La langue et l’organisation sociale
De l’analyse de l’enseignant-chercheur, l’usage de la langue maternelle et la découverte des systèmes langagiers locaux sont également essentiels. Dr Konaté a mis en avant les similitudes linguistiques entre différentes langues africaines telles que le san/bissa et le mooré/sonraï. L’organisation sociale explique-t-il, repose sur des systèmes de castes (griot, forgeron, tisserand), remplissant des fonctions sociales spécifiques, mais aussi des habitudes alimentaires et vestimentaires traditionnelles à l’instar du chitoumou consommé chez les bobo, du bandji chez les gouin, et du boubou pris comme vêtement traditionnel chez les dagara.
L’oraliculture, ou la valorisation de la tradition orale, est un autre aspect crucial évoqué par le Dr Konaté à travers son exposé. Elle englobe pour lui, l’art du griot, les contes, les proverbes et les légendes qui sont transmis de génération en génération afin d’éduquer les jeunes sur les valeurs et les enseignements traditionnels.

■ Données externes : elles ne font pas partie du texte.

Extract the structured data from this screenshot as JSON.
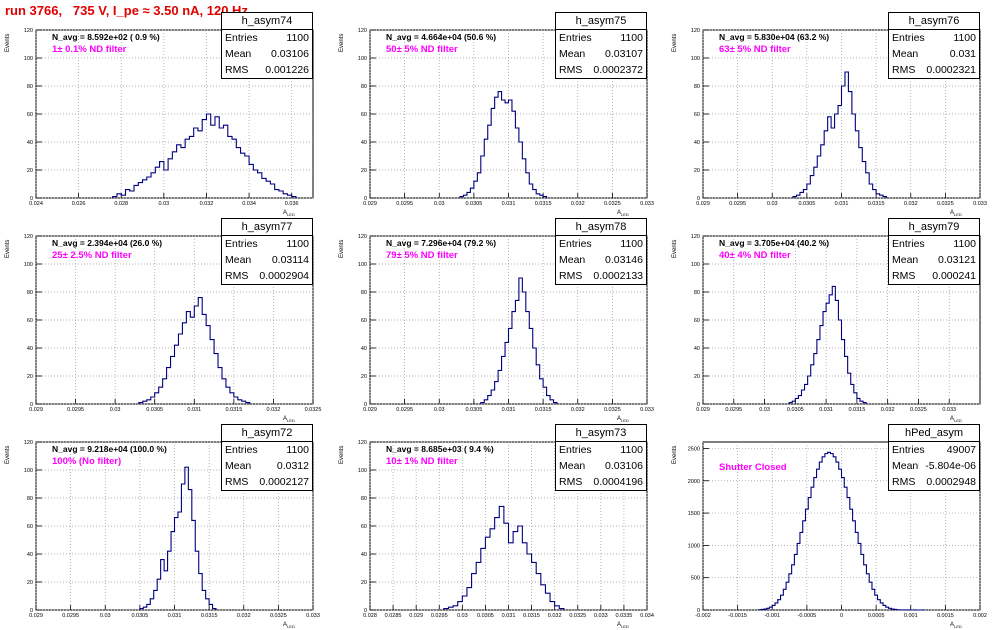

Les savoirs et arts traditionnels
Dr Konaté a ensuite abordé les savoirs et arts traditionnels, soulignant leur importance pour les sociétés africaines. Pour sa part, parmi les savoirs traditionnels, il y a la forge ancienne qui s’entoure de mystère et dont le dépositaire, qui est le forgeron, joue un rôle de médiateur social. La chasse traditionnelle est l’apanage des dozo ; la pêche traditionnelle est l’apanage de la confrérie bozo ; et la cueillette traditionnelle est l’apanage du genre en toute société : il importe d’identifier les fruits de cueillette qui sont source de revenu ou de transformation endogène : noix de karité (beurre), néré, liane, mangue (jus local), etc.

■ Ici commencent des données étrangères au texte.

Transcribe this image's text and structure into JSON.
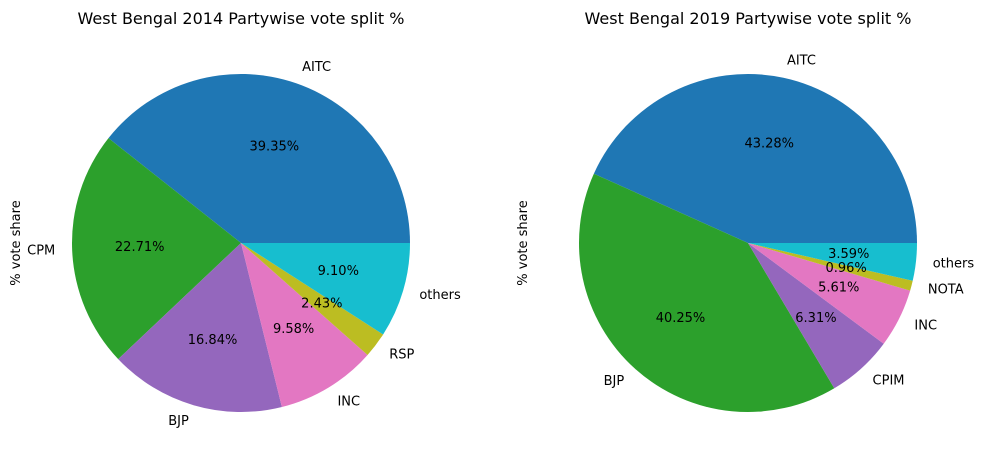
{
  "chart_data": [
    {
      "type": "pie",
      "title": "West Bengal 2014 Partywise vote split %",
      "ylabel": "% vote share",
      "start": "counterclockwise from the right (3 o'clock)",
      "categories": [
        "AITC",
        "CPM",
        "BJP",
        "INC",
        "RSP",
        "others"
      ],
      "values": [
        39.35,
        22.71,
        16.84,
        9.58,
        2.43,
        9.1
      ],
      "value_labels": [
        "39.35%",
        "22.71%",
        "16.84%",
        "9.58%",
        "2.43%",
        "9.10%"
      ],
      "colors": [
        "#1f77b4",
        "#2ca02c",
        "#9467bd",
        "#e377c2",
        "#bcbd22",
        "#17becf"
      ]
    },
    {
      "type": "pie",
      "title": "West Bengal 2019 Partywise vote split %",
      "ylabel": "% vote share",
      "start": "counterclockwise from the right (3 o'clock)",
      "categories": [
        "AITC",
        "BJP",
        "CPIM",
        "INC",
        "NOTA",
        "others"
      ],
      "values": [
        43.28,
        40.25,
        6.31,
        5.61,
        0.96,
        3.59
      ],
      "value_labels": [
        "43.28%",
        "40.25%",
        "6.31%",
        "5.61%",
        "0.96%",
        "3.59%"
      ],
      "colors": [
        "#1f77b4",
        "#2ca02c",
        "#9467bd",
        "#e377c2",
        "#bcbd22",
        "#17becf"
      ]
    }
  ]
}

Concernant les savoirs traditionnels, le sémiologue relève que la phytothérapie, autrement dit, la médecine traditionnelle, profite à un grand nombre de congénères. Quant aux arts traditionnels, Dr Konaté indique que plusieurs variantes pourraient servir de sources d’inspiration pour la nouvelle génération. C’est le cas notamment de l’art divinatoire, confie-t-il, que l’on retrouve dans toutes les sociétés sous forme de géomancie (Gourmance) ; d’onirologie, la science ou l’art de l’interprétation des songes, de chiromancie (lignes de la main), de consultation des entrailles d’animaux, à travers la calebasse d’eau, de nécromancie (âme défunte), etc.
Dr Dramane Konaté note que les formes d’expressions artistiques sont diverses et variées en société traditionnelles. Celles-ci vont des arts appliqués (textile local, mets locaux, poterie, vannerie, etc.) ; aux arts scéniques (mimique, danse, musique) ; en passant par les arts graphiques (formes de représentations/Tiébélé) ; jusqu’aux arts plastiques (joaillerie, esthétique, masques, etc.) et l’art capillaire (typologie de la coiffure traditionnelle).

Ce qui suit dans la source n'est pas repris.